[thisisu]

http://www.microsoft.com/security/porta ... n32/Medfos

Some examples:

Code: Select all

HKU\Owner\...\Run: [AVG Secure Search] rundll32.exe "C:\Users\Owner\AppData\Local\Broadcom\AVG Secure Search\zjfdkvut.dll",fltInfoW [334848 2012-10-23] (Microsoft Corporation)

Code: Select all

O4 - HKCU..\Run: [Moss Bay Software] C:\Users\Owner\AppData\Local\Moss Bay Software\iidjqzga.dll (Dolby Technology)

Code: Select all

[2012/10/02 19:32:14 | 000,000,000 | ---D | M] (Mozilla Safe Browsing) -- C:\USERS\Owner\APPDATA\LOCAL\{6250848E-0CE9-11E2-8271-B8AC6F996F26}

Code: Select all

C:\Users\Owner\AppData\Local\{39D6B3A6-F2CF-11E1-8270-B8AC6F996F26}\chrome\content\browser.xul JS/Redirector.NIQ trojan cleaned by deleting - quarantined

[360Tencent]

http://blogs.technet.com/b/mmpc/archive ... earch.aspx

MSE detected as Trojan:Win32/Medfos.gen!A

medfos.zip

infected
(920.51 KiB) Downloaded 103 times

[Cody Johnston]

Another one pulled from a PC today.

VT: 27/44

https://www.virustotal.com/file/3b00d02 ... /analysis/

[thisisu]

http://www.microsoft.com/security/porta ... 2/Medfos.B

Going to try to add automated detection and removal for the browser.xul for my tool :)

Edit: It's added now

Code: Select all

Successfully deleted: [File] C:\Users\thisisu\appdata\local\{c9b68337-e93a-44ea-94dc-cb300ec06444}\chrome\content\browser.xul [Trojan:JS/Medfos.A]

[Win32:Virut]

33 Medfos Samples

I don't checked all samples, but the most of them should be Medfos.

[Win32:Virut]

4 Medfos Samples

[thisisu]

How can I detect this type of file using batch scripts?

uRun: [Microsoft Help] rundll32.exe "C:\Users\Owner\AppData\Local\VirtualStore\Microsoft Help\prljli.dll",DllRegisterServerW

From MS page (http://www.microsoft.com/security/porta ... tails_link)

In subkey: HKLM\Software\Microsoft\Windows\Currentversion\Run
Sets value: "<name of DLL file>", for example "pcpat"
With data: "rundll32.exe <copied file>,<random export name>", for example "rundll32.exe pcpat.dll,AInputStream"

Alternate Input Stream? Is this not the same as ADS (Alternate Data Stream)?

Any additional info is appreciated.

[EP_X0FF]

In subkey: HKLM\Software\Microsoft\Windows\Currentversion\Run
Sets value: "<name of DLL file>", for example "pcpat"
With data: "rundll32.exe <copied file>,<random export name>", for example "rundll32.exe pcpat.dll,AInputStream"

Alternate Input Stream? Is this not the same as ADS (Alternate Data Stream)?

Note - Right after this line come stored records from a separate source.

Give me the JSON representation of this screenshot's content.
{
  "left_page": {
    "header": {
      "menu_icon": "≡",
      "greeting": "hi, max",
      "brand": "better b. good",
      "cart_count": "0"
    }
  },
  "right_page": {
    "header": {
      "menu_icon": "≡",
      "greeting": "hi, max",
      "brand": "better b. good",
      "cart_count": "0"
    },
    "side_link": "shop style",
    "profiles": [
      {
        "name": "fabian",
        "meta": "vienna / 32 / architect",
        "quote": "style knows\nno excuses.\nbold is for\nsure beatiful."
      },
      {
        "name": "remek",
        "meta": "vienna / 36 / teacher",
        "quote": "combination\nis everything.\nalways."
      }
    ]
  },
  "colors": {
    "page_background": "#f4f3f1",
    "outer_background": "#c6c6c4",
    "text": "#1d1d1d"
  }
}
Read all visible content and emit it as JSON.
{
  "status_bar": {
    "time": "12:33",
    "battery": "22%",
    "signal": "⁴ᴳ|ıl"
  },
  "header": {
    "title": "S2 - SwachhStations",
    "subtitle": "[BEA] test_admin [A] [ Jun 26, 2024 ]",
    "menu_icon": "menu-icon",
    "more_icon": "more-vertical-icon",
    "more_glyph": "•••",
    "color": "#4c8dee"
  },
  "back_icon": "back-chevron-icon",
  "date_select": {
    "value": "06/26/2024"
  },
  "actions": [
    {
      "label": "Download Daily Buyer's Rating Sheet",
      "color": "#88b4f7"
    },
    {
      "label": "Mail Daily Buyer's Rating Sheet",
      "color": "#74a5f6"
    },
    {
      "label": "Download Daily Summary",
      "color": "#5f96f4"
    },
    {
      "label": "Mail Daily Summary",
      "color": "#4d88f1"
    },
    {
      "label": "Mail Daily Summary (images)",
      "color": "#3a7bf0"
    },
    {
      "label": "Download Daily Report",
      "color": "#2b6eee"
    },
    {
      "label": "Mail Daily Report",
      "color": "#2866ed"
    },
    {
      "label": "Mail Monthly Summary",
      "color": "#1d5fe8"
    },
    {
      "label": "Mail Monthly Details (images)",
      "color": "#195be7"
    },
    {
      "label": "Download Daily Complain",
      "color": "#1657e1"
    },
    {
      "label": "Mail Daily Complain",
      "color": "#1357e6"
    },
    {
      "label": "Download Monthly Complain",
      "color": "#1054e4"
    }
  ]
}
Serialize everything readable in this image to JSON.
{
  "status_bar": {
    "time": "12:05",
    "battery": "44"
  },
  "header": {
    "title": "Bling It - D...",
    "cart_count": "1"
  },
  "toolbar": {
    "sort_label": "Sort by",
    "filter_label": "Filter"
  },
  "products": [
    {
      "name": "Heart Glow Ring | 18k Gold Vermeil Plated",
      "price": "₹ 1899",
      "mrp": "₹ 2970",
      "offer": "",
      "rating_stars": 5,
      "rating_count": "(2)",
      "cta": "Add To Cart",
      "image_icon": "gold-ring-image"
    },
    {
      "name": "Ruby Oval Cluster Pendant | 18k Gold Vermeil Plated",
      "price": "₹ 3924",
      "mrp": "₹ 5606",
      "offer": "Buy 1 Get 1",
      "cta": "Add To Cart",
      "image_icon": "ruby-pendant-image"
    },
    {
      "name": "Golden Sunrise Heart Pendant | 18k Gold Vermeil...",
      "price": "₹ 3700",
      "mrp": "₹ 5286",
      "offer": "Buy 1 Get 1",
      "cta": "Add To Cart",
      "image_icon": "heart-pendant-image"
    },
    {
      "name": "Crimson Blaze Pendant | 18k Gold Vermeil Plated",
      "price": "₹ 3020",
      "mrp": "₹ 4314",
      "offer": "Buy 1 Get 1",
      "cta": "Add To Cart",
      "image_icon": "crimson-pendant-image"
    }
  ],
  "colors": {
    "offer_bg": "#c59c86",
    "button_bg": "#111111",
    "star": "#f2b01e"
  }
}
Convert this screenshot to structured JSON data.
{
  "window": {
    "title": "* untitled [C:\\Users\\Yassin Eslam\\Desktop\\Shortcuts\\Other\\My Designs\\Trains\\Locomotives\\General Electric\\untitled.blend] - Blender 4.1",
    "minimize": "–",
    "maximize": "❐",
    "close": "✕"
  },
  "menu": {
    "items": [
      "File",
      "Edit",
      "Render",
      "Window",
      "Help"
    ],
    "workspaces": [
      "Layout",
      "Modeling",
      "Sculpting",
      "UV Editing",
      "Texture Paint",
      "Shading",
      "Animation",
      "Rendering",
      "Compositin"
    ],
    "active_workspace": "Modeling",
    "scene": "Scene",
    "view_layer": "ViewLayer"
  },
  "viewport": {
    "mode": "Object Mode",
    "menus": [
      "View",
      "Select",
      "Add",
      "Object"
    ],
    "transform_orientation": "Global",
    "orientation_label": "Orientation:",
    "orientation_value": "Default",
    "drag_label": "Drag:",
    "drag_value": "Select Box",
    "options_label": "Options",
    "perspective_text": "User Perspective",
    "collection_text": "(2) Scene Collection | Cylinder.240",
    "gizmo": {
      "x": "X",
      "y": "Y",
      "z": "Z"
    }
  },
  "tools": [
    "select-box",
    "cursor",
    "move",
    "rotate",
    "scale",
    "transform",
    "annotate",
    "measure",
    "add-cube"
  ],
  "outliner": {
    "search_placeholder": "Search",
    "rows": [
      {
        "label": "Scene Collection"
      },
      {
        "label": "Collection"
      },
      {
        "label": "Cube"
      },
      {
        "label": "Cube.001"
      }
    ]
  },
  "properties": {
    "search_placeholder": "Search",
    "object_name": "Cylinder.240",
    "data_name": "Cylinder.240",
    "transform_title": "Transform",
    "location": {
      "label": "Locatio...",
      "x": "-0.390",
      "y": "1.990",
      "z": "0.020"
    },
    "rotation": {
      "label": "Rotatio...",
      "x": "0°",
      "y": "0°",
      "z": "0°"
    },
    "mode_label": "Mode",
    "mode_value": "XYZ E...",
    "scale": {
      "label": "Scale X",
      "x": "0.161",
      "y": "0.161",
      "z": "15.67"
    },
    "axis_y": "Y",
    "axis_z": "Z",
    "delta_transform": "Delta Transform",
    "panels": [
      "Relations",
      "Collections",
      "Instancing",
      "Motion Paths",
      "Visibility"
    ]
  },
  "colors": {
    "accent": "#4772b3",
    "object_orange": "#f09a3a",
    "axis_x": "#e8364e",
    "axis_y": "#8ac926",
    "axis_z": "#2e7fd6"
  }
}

Any additional info is appreciated.

http://msdn.microsoft.com/en-us/library ... s.80).aspx

[thisisu]

Cool ! :)

Code: Select all

Microsoft (R) COFF/PE Dumper Version 10.00.40219.01
Copyright (C) Microsoft Corporation.  All rights reserved.


Dump of file nkuim.dll

File Type: DLL

  Section contains the following exports for vtujmyl.dll

    00000000 characteristics
    46AB8200 time date stamp Sat Jul 28 12:50:56 2007
        0.00 version
           1 ordinal base
           5 number of functions
           5 number of names

    ordinal hint RVA      name

          4    0 000170CC ClearFreeList
          1    1 00017DAC State_Delete
          5    2 0001432C get_oFFs
          2    3 0000B258 get_progressive_ptr
          3    4 0000F488 set_write_status_fn

  Summary

       1B000 .data
       34000 .rdata
        2000 .reloc
        6000 .rsrc
       19000 .text

Where's the AInputStream information though?

[EP_X0FF]

It just export symbol name, it can be random and different in your case.